Unfortunately, many people do not exercise that diligence, and even if they do, it often can be hard to tell if an advisor has one's best interest at heart. But I can think of a few clues and danger signals.

If an advisor immediately recommends some particular investment without knowning much at all about your financial situation, employment, taxes, previous debts, etc., it is a serious danger signal.

If an advisor appears to be exclusively concerned with a single type of investment, for example, the stock market, and doesn't seem to care about anything else, for example, home ownership, I would want to look for someone with a broader perspective.

If an advisor keeps emphasizing that you owe him or her nothing for the advice given, that is reason to stop and think. Remember the adage "He who pays the piper calls the tune."

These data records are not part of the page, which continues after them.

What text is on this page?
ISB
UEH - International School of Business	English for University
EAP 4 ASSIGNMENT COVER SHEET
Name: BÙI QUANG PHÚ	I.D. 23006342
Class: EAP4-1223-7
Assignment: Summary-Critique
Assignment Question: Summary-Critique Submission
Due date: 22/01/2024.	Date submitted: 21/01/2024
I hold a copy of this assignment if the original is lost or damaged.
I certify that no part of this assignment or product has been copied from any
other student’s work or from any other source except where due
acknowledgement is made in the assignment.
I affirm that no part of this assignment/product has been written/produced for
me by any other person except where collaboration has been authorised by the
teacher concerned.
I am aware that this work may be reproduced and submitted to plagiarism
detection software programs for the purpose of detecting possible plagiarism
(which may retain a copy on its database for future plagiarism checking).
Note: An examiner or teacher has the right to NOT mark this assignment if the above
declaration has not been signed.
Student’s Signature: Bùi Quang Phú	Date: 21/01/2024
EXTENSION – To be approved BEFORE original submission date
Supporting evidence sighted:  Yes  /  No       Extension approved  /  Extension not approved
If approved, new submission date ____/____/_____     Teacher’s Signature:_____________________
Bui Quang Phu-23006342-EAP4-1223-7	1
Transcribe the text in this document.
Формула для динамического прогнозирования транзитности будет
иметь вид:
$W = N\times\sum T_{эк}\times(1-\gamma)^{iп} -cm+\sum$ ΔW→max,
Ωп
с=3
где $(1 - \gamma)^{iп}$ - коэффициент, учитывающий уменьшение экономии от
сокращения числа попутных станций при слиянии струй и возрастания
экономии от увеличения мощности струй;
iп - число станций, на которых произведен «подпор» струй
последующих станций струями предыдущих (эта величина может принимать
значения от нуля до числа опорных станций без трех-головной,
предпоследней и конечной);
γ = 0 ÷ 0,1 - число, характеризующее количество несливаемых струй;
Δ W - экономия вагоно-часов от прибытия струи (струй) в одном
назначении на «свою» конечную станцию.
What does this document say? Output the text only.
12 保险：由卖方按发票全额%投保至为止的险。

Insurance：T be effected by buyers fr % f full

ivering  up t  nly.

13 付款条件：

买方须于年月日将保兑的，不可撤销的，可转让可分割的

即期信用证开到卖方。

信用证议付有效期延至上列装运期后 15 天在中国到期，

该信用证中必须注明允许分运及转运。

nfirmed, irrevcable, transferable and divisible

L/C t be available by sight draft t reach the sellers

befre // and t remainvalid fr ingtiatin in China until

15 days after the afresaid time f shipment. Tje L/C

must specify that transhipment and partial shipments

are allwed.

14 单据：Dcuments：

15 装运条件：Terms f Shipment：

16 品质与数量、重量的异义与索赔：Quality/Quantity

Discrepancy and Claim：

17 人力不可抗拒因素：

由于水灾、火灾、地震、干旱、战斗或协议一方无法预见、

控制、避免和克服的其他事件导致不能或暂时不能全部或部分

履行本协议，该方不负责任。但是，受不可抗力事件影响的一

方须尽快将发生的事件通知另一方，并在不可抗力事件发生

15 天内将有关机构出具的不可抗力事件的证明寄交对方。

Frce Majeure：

The last point is especially relevant if the advisor invites you to a special meeting where free food and drinks are given out and then you listen to a speaker telling you about some fabulous investment opportunity. Guess who will eventually pay for all tlhe food and drinks, the speaker's fee, and rental of the auditorium.

Reply to
Don

I think you are misunderstanding the application of fiduciary duty. All other things being equal, you are not going to find one company that has a fiduciary duty and another that does not. Fiduciary duties are not chosen by investment firms, they are requirements for given situations (almost universally). For example, the trustee of an irrevocable trust has a fiduciary duty to act in the best interest of the trusts beneficiaries. He/she doesn't get to choose whether or not they have a fiduciary duty based on the firm they represent. In that situation, even a non-professional trustee (like a family member) has a fiduciary duty. Certain types of financial arrangements are covered under FD and certain types are not.

To help with your real problem, selecting an advisor, I offer this: make any advisor explain themselves thoroughly and on every signifcant point. If they can't or won't they are not the right guy. Why you ask? Because the reason they don't explain is that they don't understand the concept themselves (which is bad) or they know that explaining it will make it clear that it is not in your best interest (which is also bad).

And while I might not like Don's unsubstantiated use of the word "many" his warning signals are all excellent indicators also.

Reply to
kastnna

I guess whether "many" is appropriate or not is questionable, and I certainly do not know of any statistics as to what percentages of "advisors" go bad, or even how many advisors of various types there are to choose from in the first place. I am certain as can be, however, that the number is not so small and insiglnificant as to be of no concern to someone seeking financial advice. Selection of a person to give financial advice, I am sure, carries with it a substantial degree of risk. Without due diligence, that is just more unnecessary risk on top of the risk of various investment products themselves.

Reply to
Don

Agree completely. There are bad apples in every bunch. The only protection is education, due diligence, and caveat emptor.